The financial crisis has produced a new answer to where the greatest competitive advantages lie. From banks’ perspective, the most obvious lesson was the need for a strong national government to bear the potential costs of a rescue.
It is no longer best to be subject to the most favorable regulatory regime, but to be where the state has the deepest pockets.
Very large banks in small territories with small-scale governments are vulnerable. The US is big enough to handle behemoths like Bank of America or Citigroup. China can handle its large banks, even if they have large portfolios of poor credits.
European banks are in a more precarious situation. Ireland and Iceland have become notorious cases where a financial sector metastasized and destroyed the host country.
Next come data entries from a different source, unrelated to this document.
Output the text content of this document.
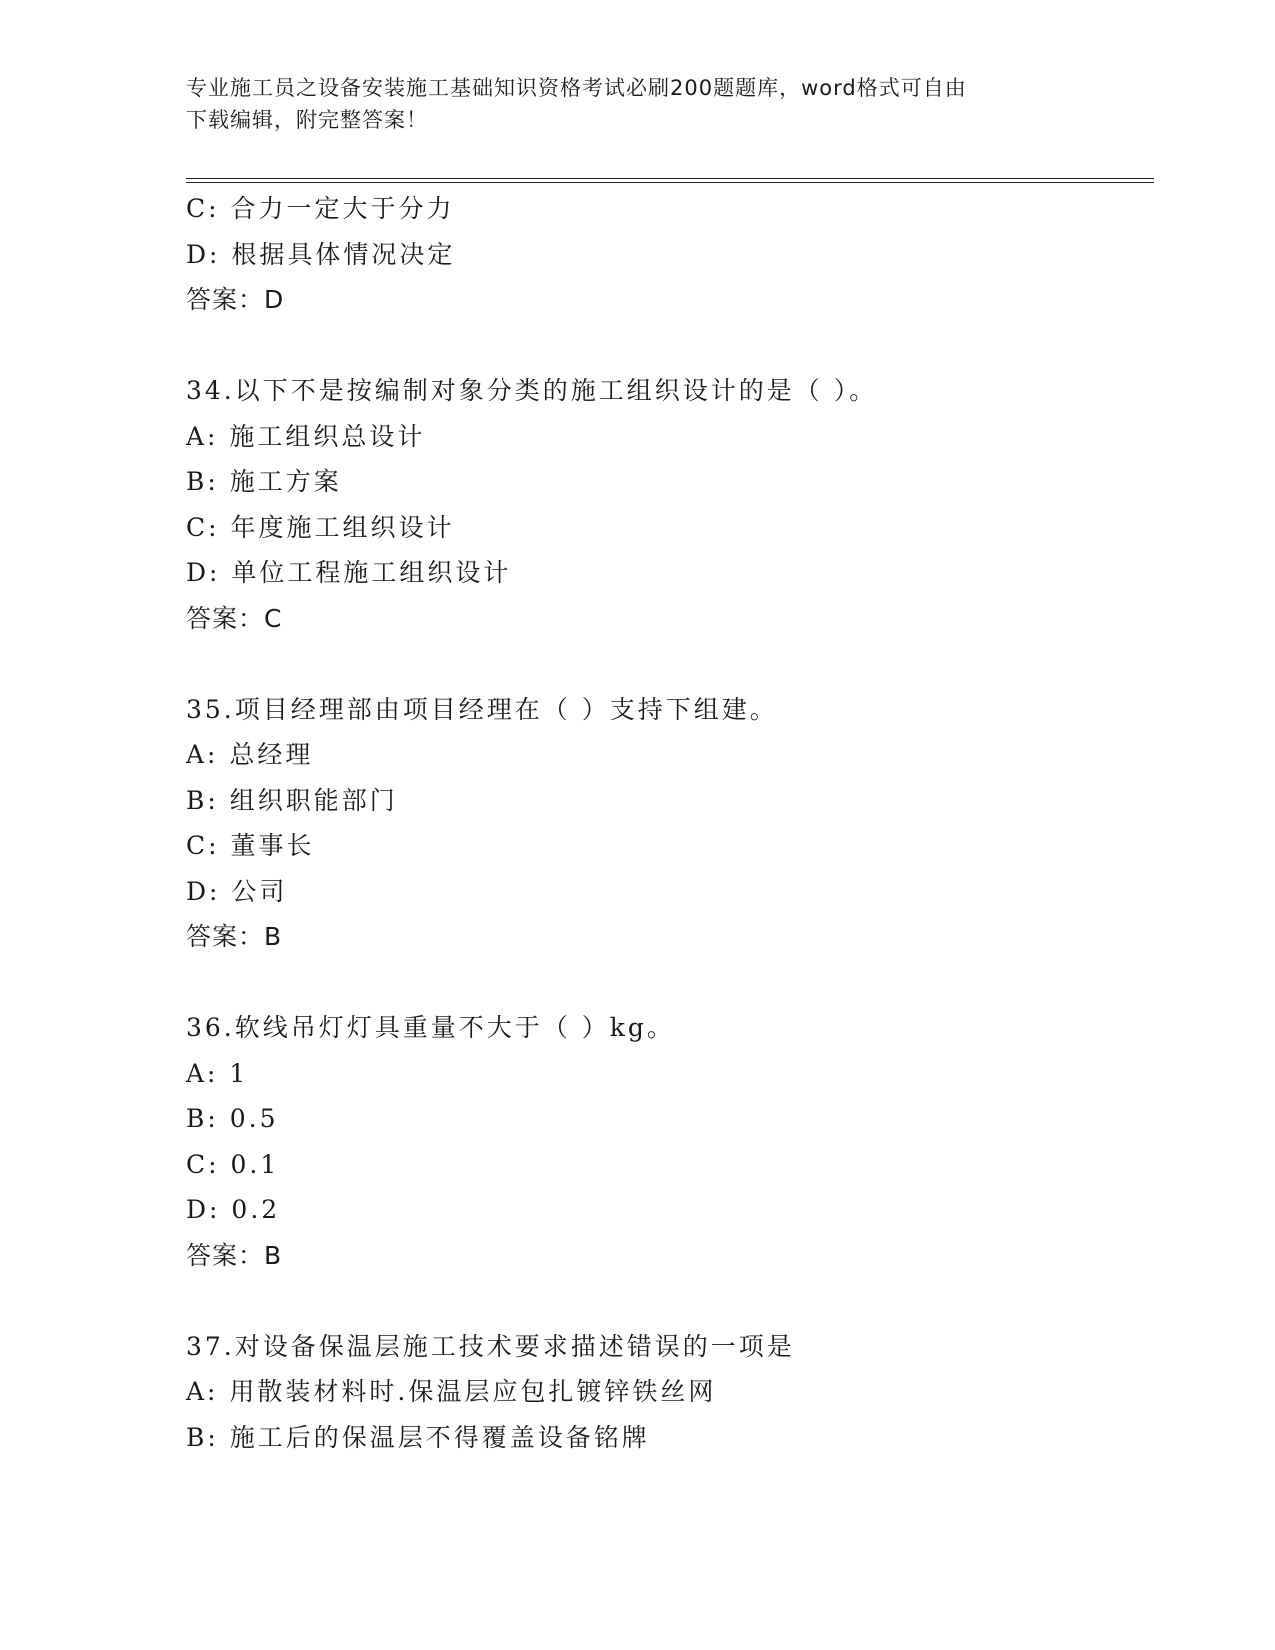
专业施工员之设备安装施工基础知识资格考试必刷200题题库，word格式可自由
下载编辑，附完整答案！
C: 合力一定大于分力
D: 根据具体情况决定
答案：D
34.以下不是按编制对象分类的施工组织设计的是（ ）。
A: 施工组织总设计
B: 施工方案
C: 年度施工组织设计
D: 单位工程施工组织设计
答案：C
35.项目经理部由项目经理在（ ）支持下组建。
A: 总经理
B: 组织职能部门
C: 董事长
D: 公司
答案：B
36.软线吊灯灯具重量不大于（ ）kg。
A: 1
B: 0.5
C: 0.1
D: 0.2
答案：B
37.对设备保温层施工技术要求描述错误的一项是
A: 用散装材料时.保温层应包扎镀锌铁丝网
B: 施工后的保温层不得覆盖设备铭牌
Even in France and Germany, large and internationally active banks potentially exceed the government’s capacity to mount a rescue. In addition, there is the complexity of disentangling which country is responsible for what part of a rescue, when, for instance, Central European banks are controlled by an Austrian bank that is bought by a German bank that is then bought by an Italian bank.
As a result, the big transnational institutions are lobbying hard for a pan-European approach to banking supervision and regulation (and implicitly for fiscal bailouts should that supervision and regulation fail).
In the case of the banks that required state rescues, European competition rules are requiring divestment and downsizing.
Institutions such as Royal Bank of Scotland, which for a time in 2009 headed the list of the world’s largest international banks, are being pruned by the EU’s Directorate General for Competition.
Even the stronger banks are being pressed to increase their capital reserves. In most cases, this means that they will continue to cut back on lending, worsening the impact of the financial crisis on the rest of the economy.
By contrast, in the US, the government pushed big banks into buying up smaller and vulnerable banks, and is now doing everything it can to press them to lend more.
Government reactions are full of paradoxes. The more we insist that a banking system should be competitive, the greater the risks that individual banks will take.
The more governments are prepared to step in, and the greater the resources of those governments, the more big banks and big countries will be favored.
The last 20 years of globalization saw the emergence of small, open economies as global leaders. The next 20 years will see a different globalization, in which the winners are large, powerful countries that mobilize government resources in the interest of creating winners in the race for financial supremacy.
Harold James is Professor of History and International Affairs at Princeton University and Marie Curie Professor of History at the European University Institute, Florence. His most recent book is The Creation and Destruction of Value: The Globalization Cycle.